El Ayuntamiento de Villena ha cerrado filas con la Plataforma en Defensa del Futuro de la Agricultura del Alto Vinalopó para conseguir un nuevo modelo de consumo hídrico en la provincia. Precisamente las alegaciones presentadas contra el borrador del Plan Hidrológico del Júcar abordan dos líneas. Por un lado se reclama el mantenimiento de la exención del pago de la amortización de las obras del Júcar-Vinalopó porque, si se repercute de nuevo en los regantes tal y como el Gobierno central quiere hacer, el trasvase será «completamente inviable». Y , por otro lado, se busca conseguir que las ciudades costeras de la comarca de l’Alacantí se abastezcan principalmente de agua de las plantas desaladoras, tanto de Alicante como de Mutxamel. De este modo tanto el equipo de gobierno de PSOE-Verdes como la Plataforma del Futuro de la Agricultura pretenden salvaguardar las masas de agua subterráneas de los acuíferos de Villena y cooperar con las comunidades de regantes en la defensa de sus derechos.

«Hay una clara sintonía y cooperación entre regantes y Ayuntamiento que busca un modelo de gestión hídrica de nuestros recursos más sostenible, sin renunciar a la solidaridad entre territorios, pero donde primero se aprovechen los existentes en cada uno de ellos», ha apuntado el concejal de Ciclo Hídrico, Francisco Iniesta.

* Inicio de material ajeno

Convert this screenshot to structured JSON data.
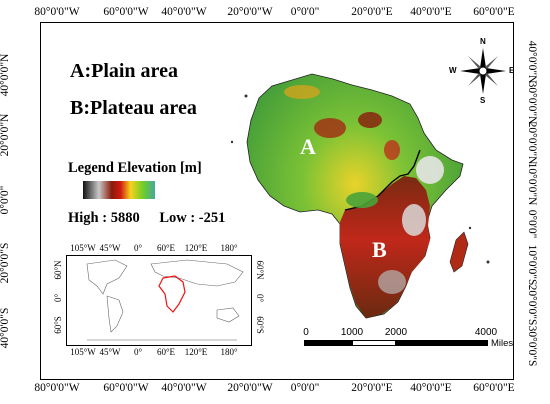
{
  "map": {
    "labels": {
      "plain": "A:Plain area",
      "plateau": "B:Plateau area",
      "region_a": "A",
      "region_b": "B"
    },
    "legend": {
      "title": "Legend Elevation [m]",
      "high_label": "High : 5880",
      "low_label": "Low : -251",
      "colors": [
        "#111111",
        "#c8c8c8",
        "#8a1a0b",
        "#d01a12",
        "#f7d21c",
        "#6ccd2a",
        "#45a89e"
      ]
    },
    "elevation": {
      "high": 5880,
      "low": -251,
      "unit": "m"
    },
    "axes": {
      "longitude_ticks": [
        "80°0'0\"W",
        "60°0'0\"W",
        "40°0'0\"W",
        "20°0'0\"W",
        "0°0'0\"",
        "20°0'0\"E",
        "40°0'0\"E",
        "60°0'0\"E"
      ],
      "latitude_ticks": [
        "40°0'0\"N",
        "30°0'0\"N",
        "20°0'0\"N",
        "10°0'0\"N",
        "0°0'0\"",
        "10°0'0\"S",
        "20°0'0\"S",
        "30°0'0\"S"
      ],
      "left_ticks": [
        "40°0'0\"N",
        "20°0'0\"N",
        "0°0'0\"",
        "20°0'0\"S",
        "40°0'0\"S"
      ],
      "right_ticks": [
        "40°0'0\"N",
        "30°0'0\"N",
        "20°0'0\"N",
        "10°0'0\"N",
        "0°0'0\"",
        "10°0'0\"S",
        "20°0'0\"S",
        "30°0'0\"S"
      ]
    },
    "inset": {
      "lon_ticks": [
        "105°W",
        "45°W",
        "0°",
        "60°E",
        "120°E",
        "180°"
      ],
      "lat_ticks": [
        "60°N",
        "0°",
        "60°S"
      ]
    },
    "scale": {
      "labels": [
        "0",
        "1000",
        "2000",
        "4000"
      ],
      "unit": "Miles"
    },
    "compass": {
      "n": "N",
      "s": "S",
      "e": "E",
      "w": "W"
    },
    "colors": {
      "green": "#4aa33a",
      "yellow": "#e9d32a",
      "red": "#c0281a",
      "brown": "#6a2a10",
      "white": "#eeeeee"
    }
  }
}
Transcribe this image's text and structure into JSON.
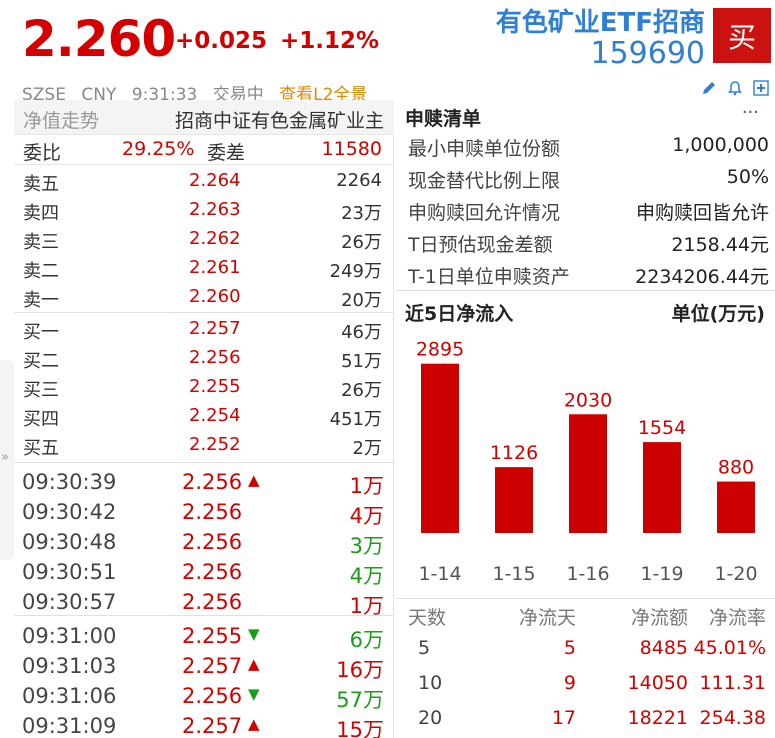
{
  "header": {
    "price": "2.260",
    "change": "+0.025",
    "change_pct": "+1.12%",
    "fund_name": "有色矿业ETF招商",
    "fund_code": "159690",
    "buy_label": "买",
    "exchange": "SZSE",
    "currency": "CNY",
    "time": "9:31:33",
    "status": "交易中",
    "l2_link": "查看L2全景",
    "icons": [
      "edit-icon",
      "bell-icon",
      "plus-icon"
    ]
  },
  "left": {
    "nav_label": "净值走势",
    "index_name": "招商中证有色金属矿业主",
    "weibi_label": "委比",
    "weibi_value": "29.25%",
    "weicha_label": "委差",
    "weicha_value": "11580",
    "asks": [
      {
        "label": "卖五",
        "price": "2.264",
        "volume": "2264"
      },
      {
        "label": "卖四",
        "price": "2.263",
        "volume": "23万"
      },
      {
        "label": "卖三",
        "price": "2.262",
        "volume": "26万"
      },
      {
        "label": "卖二",
        "price": "2.261",
        "volume": "249万"
      },
      {
        "label": "卖一",
        "price": "2.260",
        "volume": "20万"
      }
    ],
    "bids": [
      {
        "label": "买一",
        "price": "2.257",
        "volume": "46万"
      },
      {
        "label": "买二",
        "price": "2.256",
        "volume": "51万"
      },
      {
        "label": "买三",
        "price": "2.255",
        "volume": "26万"
      },
      {
        "label": "买四",
        "price": "2.254",
        "volume": "451万"
      },
      {
        "label": "买五",
        "price": "2.252",
        "volume": "2万"
      }
    ],
    "ticks": [
      {
        "time": "09:30:39",
        "price": "2.256",
        "dir": "up",
        "volume": "1万",
        "vol_color": "red"
      },
      {
        "time": "09:30:42",
        "price": "2.256",
        "dir": "",
        "volume": "4万",
        "vol_color": "red"
      },
      {
        "time": "09:30:48",
        "price": "2.256",
        "dir": "",
        "volume": "3万",
        "vol_color": "green"
      },
      {
        "time": "09:30:51",
        "price": "2.256",
        "dir": "",
        "volume": "4万",
        "vol_color": "green"
      },
      {
        "time": "09:30:57",
        "price": "2.256",
        "dir": "",
        "volume": "1万",
        "vol_color": "red"
      },
      {
        "time": "09:31:00",
        "price": "2.255",
        "dir": "down",
        "volume": "6万",
        "vol_color": "green"
      },
      {
        "time": "09:31:03",
        "price": "2.257",
        "dir": "up",
        "volume": "16万",
        "vol_color": "red"
      },
      {
        "time": "09:31:06",
        "price": "2.256",
        "dir": "down",
        "volume": "57万",
        "vol_color": "green"
      },
      {
        "time": "09:31:09",
        "price": "2.257",
        "dir": "up",
        "volume": "15万",
        "vol_color": "red"
      }
    ],
    "side_toggle": "»"
  },
  "creation": {
    "title": "申赎清单",
    "more": "···",
    "rows": [
      {
        "k": "最小申赎单位份额",
        "v": "1,000,000"
      },
      {
        "k": "现金替代比例上限",
        "v": "50%"
      },
      {
        "k": "申购赎回允许情况",
        "v": "申购赎回皆允许"
      },
      {
        "k": "T日预估现金差额",
        "v": "2158.44元"
      },
      {
        "k": "T-1日单位申赎资产",
        "v": "2234206.44元"
      }
    ]
  },
  "flow": {
    "title": "近5日净流入",
    "unit": "单位(万元)"
  },
  "chart_data": {
    "type": "bar",
    "categories": [
      "1-14",
      "1-15",
      "1-16",
      "1-19",
      "1-20"
    ],
    "values": [
      2895,
      1126,
      2030,
      1554,
      880
    ],
    "title": "近5日净流入",
    "ylabel": "单位(万元)",
    "ylim": [
      0,
      3300
    ],
    "color": "#cc0000",
    "grid": false
  },
  "stats": {
    "headers": [
      "天数",
      "净流天",
      "净流额",
      "净流率"
    ],
    "rows": [
      [
        "5",
        "5",
        "8485",
        "45.01%"
      ],
      [
        "10",
        "9",
        "14050",
        "111.31"
      ],
      [
        "20",
        "17",
        "18221",
        "254.38"
      ]
    ]
  }
}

Las alegaciones también exigen una mayor coherencia entre las normas de explotación de las aguas subterráneas de los mismos acuíferos, aunque pertenezcan a demarcaciones hidrográficas diferentes, como ocurre entre la cuenta del Segura y del Júcar. En este sentido el texto de las alegaciones afirma que «parece lógico que las actuaciones contempladas en las demarcaciones hidrográficas del Júcar y del Segura sigan, respecto a aquellos acuíferos compartidos, unos mismos criterios y sean acciones coordinadas para la recuperación del caudal. Finalmente, se reclaman unas normas de control de extracciones de agua tanto para las comunidades de regantes como para los particulares o empresas. «Respecto al control de todas las extracciones, se considera que habrá que ampliar a los usuarios de pozos propios y concesionarios el control efectivo de las extracciones, de igual forma que se exige ese control a las comunidades de regantes y entidades similares, debiendo concretarse en el Plan Hidrológico del Júcar», se puntualiza en las alegaciones.

El gobierno del socialista Fulgencio Cerdán ya ha establecido las primeras líneas de cooperación con los regantes del Alto Vinalopó. También el concejal de Obras y Servicios, Andrés Martínez, considera necesario introducir cambios en materia de gestión del agua para asegurar recursos viables, de calidad y a un precio razonable para la agricultura de la comarca, y un modelo de gestión nuevo que garantice la reserva de las masas subterráneas de unos acuíferos que actualmente se encuentran sobreexplotados.